Visually, Resident Evil 3 continues to showcase the RE Engine in splendid form. Jill and Carlos have updated looks that fit a more thoughtful and modern design choice. The city lights of Raccoon City create a fantastic ambiance that gives a good contrast to the dreary corridors of Resident Evil 2. This also helps with the level design, as the game gives excellent visual cues for both danger and safety. Using the map can help players prepare for what lies ahead, and while it makes things somewhat predictable, it’s a smart design overall.
The cast of the game does a great job portraying these classic characters. Nicole Tompkins makes for a pretty kick-ass Jill, and she shows exactly how fierce she can be. Jeff Schine does great as Carlos as well, giving him a trustworthy personality that you can depend on. Many other voice actors provide excellent work as well, helping to make the perilous city come to life. It’s also worth mentioning Neil Newbon’s Nicholai Ginovaef, who provides just enough to sell his character. I won’t spoil it entirely for you, but it’s nice to get some of that cheese back in Resident Evil. This brings me to my next point.
One thing I’ve grown to appreciate here is how self-aware Resident Evil 3 is. The characters have a lot of dialogue that point out some of the unusual design choices of the series. Longtime fans will likely enjoy some of the comments, even at the expense of a darker tone. There are even several Capcom Easter eggs like Mega Man and 1942 to add playful fun details. It’s honestly great to see the game not take itself too seriously. The Resident Evil series has often been at its best when it borderlines self-parody. It does take you out of the game a bit, but that just reminds you that it’s just that, a game. We should enjoy our time, which is exactly what I did with RE3.
The game does sacrifice a few things for this reimagining. With the bigger focus on action, puzzles are practically gone, boiling down to simple fetch quests and backtracking. There’s also only one ending, unlike the original which gave players a few options. This new ending also has a pretty significant change, missing an entire character from the equation. Considering that this is a remake, the developers were free to make these changes, though it is an interesting choice overall. The game is also fairly short, lasting roughly five to six hours. It even rewards players for finishing under two hours. Honestly, that just makes for a more replayable game, but some might be disappointed in that aspect.

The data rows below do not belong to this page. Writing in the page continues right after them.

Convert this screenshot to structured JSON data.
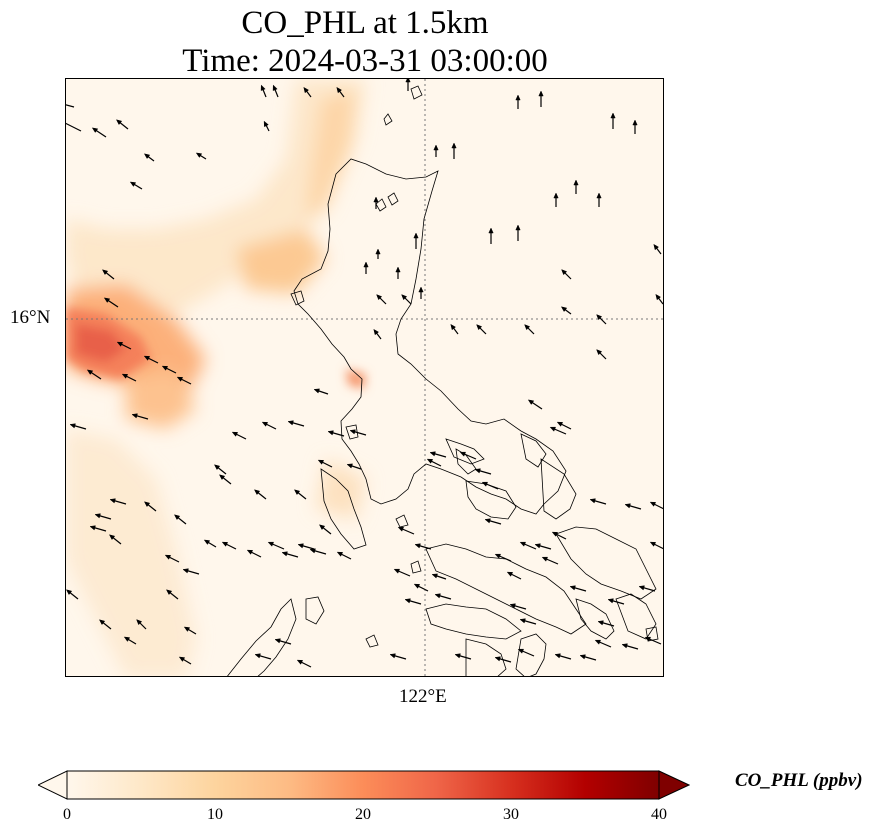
{
  "title": {
    "line1": "CO_PHL at 1.5km",
    "line2": "Time: 2024-03-31 03:00:00"
  },
  "map": {
    "lat_tick_label": "16°N",
    "lon_tick_label": "122°E",
    "gridline_style": "dotted",
    "coastline_color": "#000000",
    "wind_vectors": "black arrows"
  },
  "colorbar": {
    "label": "CO_PHL (ppbv)",
    "colormap": "OrRd",
    "ticks": [
      "0",
      "10",
      "20",
      "30",
      "40"
    ],
    "range": [
      0,
      40
    ],
    "extend": "both",
    "colors": [
      "#fff7ec",
      "#fee8c8",
      "#fdd49e",
      "#fdbb84",
      "#fc8d59",
      "#ef6548",
      "#d7301f",
      "#b30000",
      "#7f0000"
    ]
  }
}
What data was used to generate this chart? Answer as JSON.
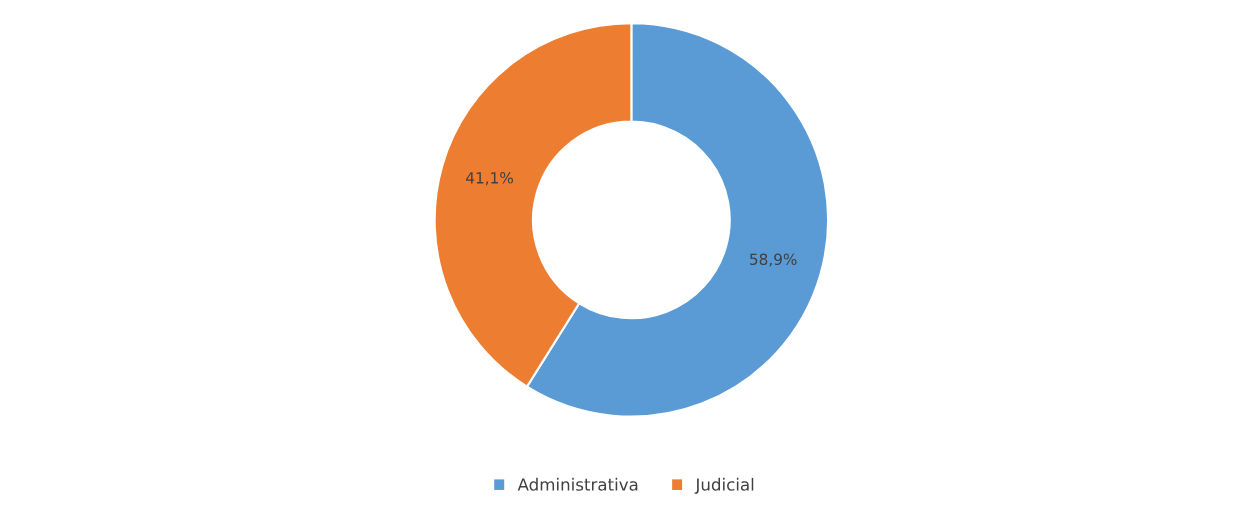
{
  "chart_data": {
    "type": "donut",
    "categories": [
      "Administrativa",
      "Judicial"
    ],
    "values": [
      58.9,
      41.1
    ],
    "value_labels": [
      "58,9%",
      "41,1%"
    ],
    "colors": [
      "#5b9bd5",
      "#ed7d31"
    ],
    "legend": "bottom"
  }
}
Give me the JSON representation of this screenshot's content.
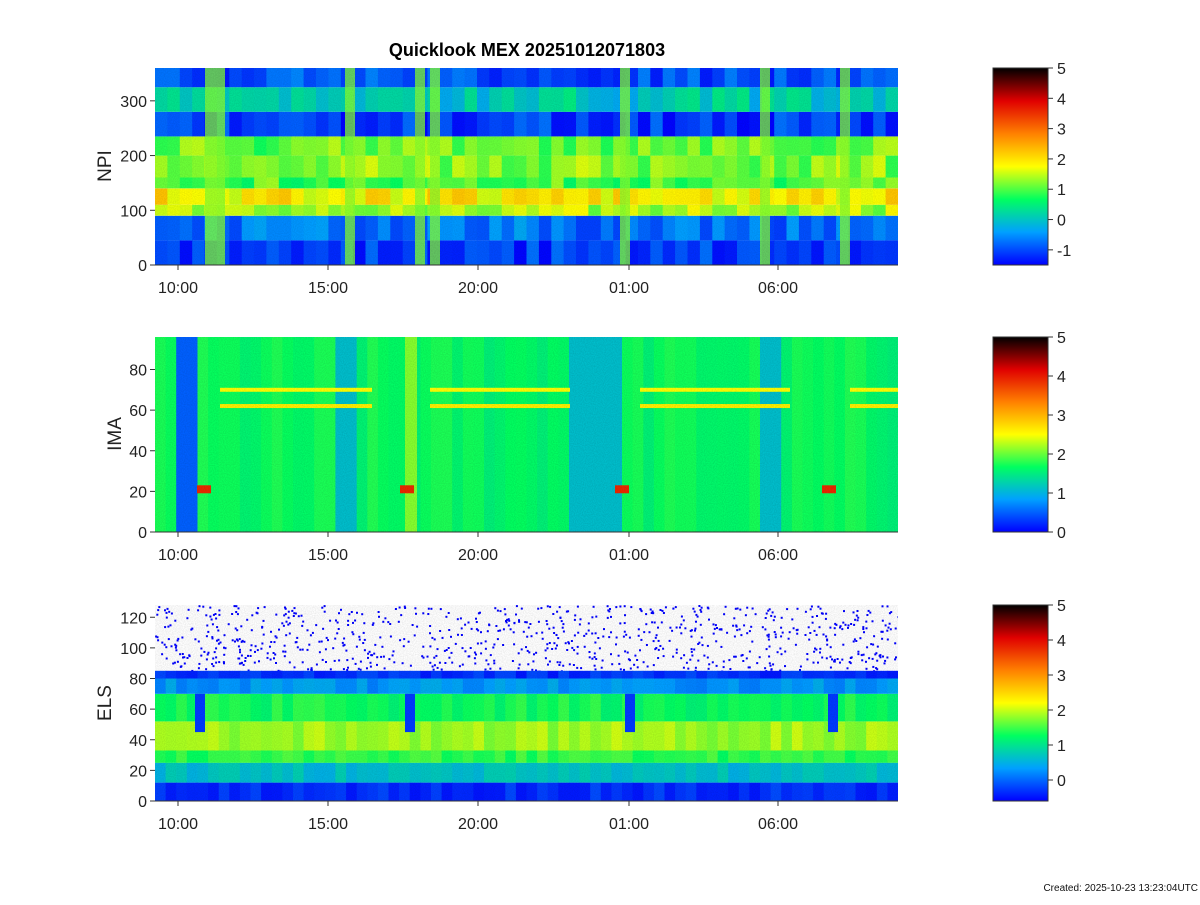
{
  "title": "Quicklook MEX 20251012071803",
  "created": "Created: 2025-10-23 13:23:04UTC",
  "colors": {
    "colormap": [
      "#0000ff",
      "#00a0ff",
      "#00ff60",
      "#ffff00",
      "#ff8000",
      "#e00000",
      "#000000"
    ]
  },
  "chart_data": [
    {
      "type": "heatmap",
      "ylabel": "NPI",
      "ylim": [
        0,
        360
      ],
      "yticks": [
        0,
        100,
        200,
        300
      ],
      "xticks": [
        "10:00",
        "15:00",
        "20:00",
        "01:00",
        "06:00"
      ],
      "colorbar": {
        "range": [
          -1.5,
          5
        ],
        "ticks": [
          -1,
          0,
          1,
          2,
          3,
          4,
          5
        ]
      }
    },
    {
      "type": "heatmap",
      "ylabel": "IMA",
      "ylim": [
        0,
        96
      ],
      "yticks": [
        0,
        20,
        40,
        60,
        80
      ],
      "xticks": [
        "10:00",
        "15:00",
        "20:00",
        "01:00",
        "06:00"
      ],
      "colorbar": {
        "range": [
          0,
          5
        ],
        "ticks": [
          0,
          1,
          2,
          3,
          4,
          5
        ]
      }
    },
    {
      "type": "heatmap",
      "ylabel": "ELS",
      "ylim": [
        0,
        128
      ],
      "yticks": [
        0,
        20,
        40,
        60,
        80,
        100,
        120
      ],
      "xticks": [
        "10:00",
        "15:00",
        "20:00",
        "01:00",
        "06:00"
      ],
      "colorbar": {
        "range": [
          -0.6,
          5
        ],
        "ticks": [
          0,
          1,
          2,
          3,
          4,
          5
        ]
      }
    }
  ]
}
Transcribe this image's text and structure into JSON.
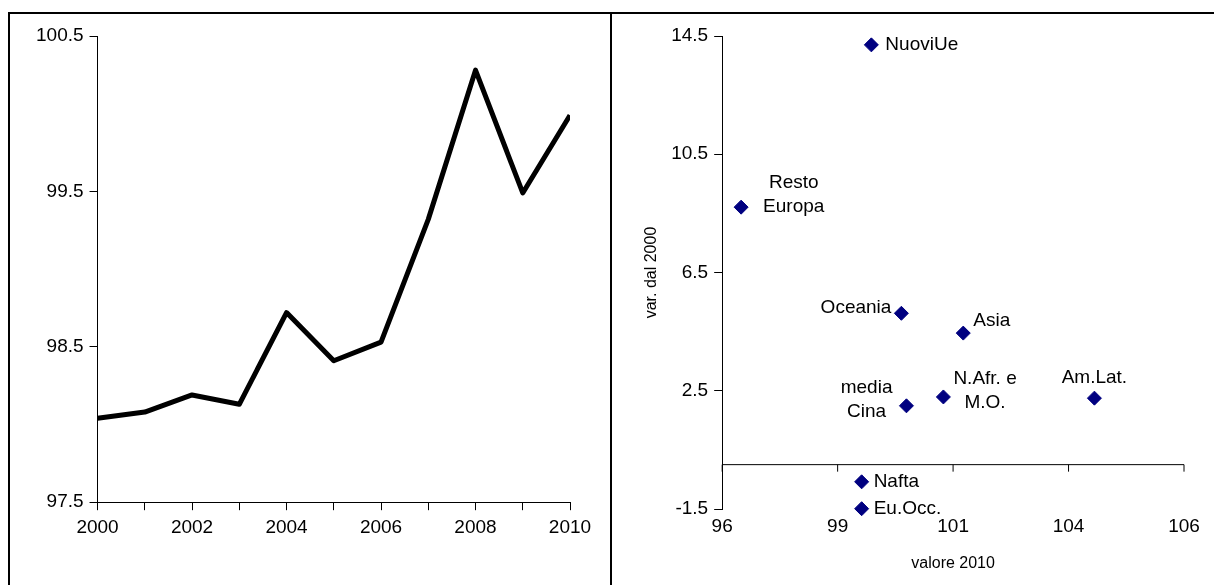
{
  "chart_data": [
    {
      "type": "line",
      "x": [
        2000,
        2001,
        2002,
        2003,
        2004,
        2005,
        2006,
        2007,
        2008,
        2009,
        2010
      ],
      "series": [
        {
          "color": "#000000",
          "values": [
            98.04,
            98.08,
            98.19,
            98.13,
            98.72,
            98.41,
            98.53,
            99.32,
            100.28,
            99.49,
            99.99
          ]
        }
      ],
      "xlim": [
        2000,
        2010
      ],
      "xticks": [
        2000,
        {
          "value": 2001,
          "label": null
        },
        2002,
        {
          "value": 2003,
          "label": null
        },
        2004,
        {
          "value": 2005,
          "label": null
        },
        2006,
        {
          "value": 2007,
          "label": null
        },
        2008,
        {
          "value": 2009,
          "label": null
        },
        2010
      ],
      "ylim": [
        97.5,
        100.5
      ],
      "yticks": [
        97.5,
        98.5,
        99.5,
        100.5
      ],
      "grid": false,
      "legend": false,
      "marker": "none",
      "line_style": "solid"
    },
    {
      "type": "scatter",
      "xlabel": "valore 2010",
      "ylabel": "var. dal 2000",
      "x": [
        99.23,
        96.41,
        99.88,
        101.22,
        99.99,
        100.79,
        104.06,
        99.02,
        99.02
      ],
      "series": [
        {
          "color": "#000080",
          "values": [
            14.2,
            8.71,
            5.12,
            4.45,
            1.99,
            2.29,
            2.25,
            -0.58,
            -1.49
          ]
        }
      ],
      "xlim": [
        96,
        106
      ],
      "xticks": [
        96,
        {
          "value": 98.5,
          "label": "99"
        },
        101,
        {
          "value": 103.5,
          "label": "104"
        },
        106
      ],
      "ylim": [
        -1.5,
        14.5
      ],
      "yticks": [
        -1.5,
        2.5,
        6.5,
        10.5,
        14.5
      ],
      "grid": false,
      "legend": false,
      "marker": "diamond",
      "annotations": [
        {
          "text": "NuoviUe",
          "x": 99.23,
          "y": 14.2
        },
        {
          "text": "Resto\nEuropa",
          "x": 96.41,
          "y": 8.71
        },
        {
          "text": "Oceania",
          "x": 99.88,
          "y": 5.12
        },
        {
          "text": "Asia",
          "x": 101.22,
          "y": 4.45
        },
        {
          "text": "media\nCina",
          "x": 99.99,
          "y": 1.99
        },
        {
          "text": "N.Afr. e\nM.O.",
          "x": 100.79,
          "y": 2.29
        },
        {
          "text": "Am.Lat.",
          "x": 104.06,
          "y": 2.25
        },
        {
          "text": "Nafta",
          "x": 99.02,
          "y": -0.58
        },
        {
          "text": "Eu.Occ.",
          "x": 99.02,
          "y": -1.49
        }
      ]
    }
  ]
}
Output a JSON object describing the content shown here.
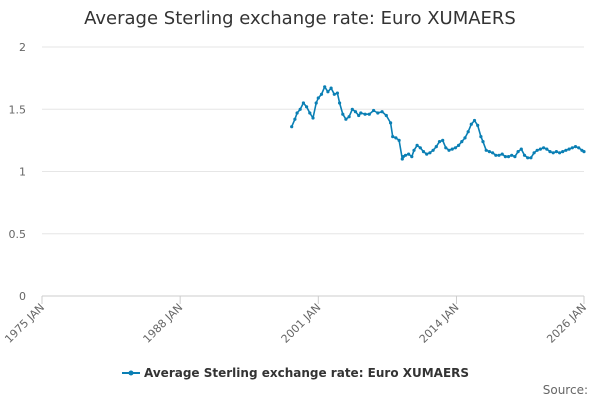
{
  "chart_data": {
    "type": "line",
    "title": "Average Sterling exchange rate: Euro XUMAERS",
    "xlabel": "",
    "ylabel": "",
    "xlim": [
      1975,
      2026
    ],
    "ylim": [
      0,
      2
    ],
    "y_ticks": [
      0,
      0.5,
      1,
      1.5,
      2
    ],
    "y_tick_labels": [
      "0",
      "0.5",
      "1",
      "1.5",
      "2"
    ],
    "x_ticks": [
      1975,
      1988,
      2001,
      2014,
      2026
    ],
    "x_tick_labels": [
      "1975 JAN",
      "1988 JAN",
      "2001 JAN",
      "2014 JAN",
      "2026 JAN"
    ],
    "grid": true,
    "legend_position": "bottom-center",
    "series": [
      {
        "name": "Average Sterling exchange rate: Euro XUMAERS",
        "color": "#0a7fb4",
        "x": [
          1998.5,
          1998.8,
          1999.0,
          1999.3,
          1999.6,
          1999.9,
          2000.2,
          2000.5,
          2000.8,
          2001.0,
          2001.3,
          2001.6,
          2001.9,
          2002.2,
          2002.5,
          2002.8,
          2003.0,
          2003.3,
          2003.6,
          2003.9,
          2004.2,
          2004.5,
          2004.8,
          2005.0,
          2005.4,
          2005.8,
          2006.2,
          2006.6,
          2007.0,
          2007.4,
          2007.8,
          2008.0,
          2008.3,
          2008.6,
          2008.9,
          2009.0,
          2009.2,
          2009.5,
          2009.8,
          2010.0,
          2010.3,
          2010.6,
          2010.9,
          2011.2,
          2011.5,
          2011.8,
          2012.1,
          2012.4,
          2012.7,
          2013.0,
          2013.3,
          2013.6,
          2013.9,
          2014.2,
          2014.5,
          2014.8,
          2015.1,
          2015.4,
          2015.7,
          2016.0,
          2016.3,
          2016.5,
          2016.8,
          2017.1,
          2017.4,
          2017.7,
          2018.0,
          2018.3,
          2018.6,
          2018.9,
          2019.2,
          2019.5,
          2019.8,
          2020.1,
          2020.4,
          2020.7,
          2021.0,
          2021.3,
          2021.6,
          2021.9,
          2022.2,
          2022.5,
          2022.8,
          2023.1,
          2023.4,
          2023.7,
          2024.0,
          2024.3,
          2024.6,
          2024.9,
          2025.2,
          2025.5,
          2025.8,
          2026.0
        ],
        "values": [
          1.36,
          1.42,
          1.47,
          1.5,
          1.55,
          1.52,
          1.47,
          1.43,
          1.55,
          1.59,
          1.62,
          1.68,
          1.64,
          1.67,
          1.62,
          1.63,
          1.55,
          1.46,
          1.42,
          1.44,
          1.5,
          1.48,
          1.45,
          1.47,
          1.46,
          1.46,
          1.49,
          1.47,
          1.48,
          1.45,
          1.39,
          1.28,
          1.27,
          1.25,
          1.1,
          1.12,
          1.13,
          1.14,
          1.12,
          1.17,
          1.21,
          1.19,
          1.16,
          1.14,
          1.15,
          1.17,
          1.2,
          1.24,
          1.25,
          1.19,
          1.17,
          1.18,
          1.19,
          1.21,
          1.24,
          1.27,
          1.32,
          1.38,
          1.41,
          1.37,
          1.28,
          1.24,
          1.17,
          1.16,
          1.15,
          1.13,
          1.13,
          1.14,
          1.12,
          1.12,
          1.13,
          1.12,
          1.16,
          1.18,
          1.13,
          1.11,
          1.11,
          1.15,
          1.17,
          1.18,
          1.19,
          1.18,
          1.16,
          1.15,
          1.16,
          1.15,
          1.16,
          1.17,
          1.18,
          1.19,
          1.2,
          1.19,
          1.17,
          1.16
        ]
      }
    ],
    "source_label": "Source:"
  }
}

I never played the original Resident Evil 3: Nemesis when it came out over 20 years ago. While I knew of the story, I didn’t quite have the attachment of nostalgia when playing the remake. This gave me the chance to play the remake and judge it on its own merits. Even though it’s definitely a different experience from RE2, Resident Evil 3 feels like a healthy mix of old and new. While it shifts focus from horror to action, it still delivers a short but sweet experience. Add the multiplayer Resident Evil: Resistance to the mix, which we’ll be reviewing soon, and you have a pretty solid package. I’m curious to see what Capcom does next with the franchise, and if rumors are true, we’ll likely be finding out very soon.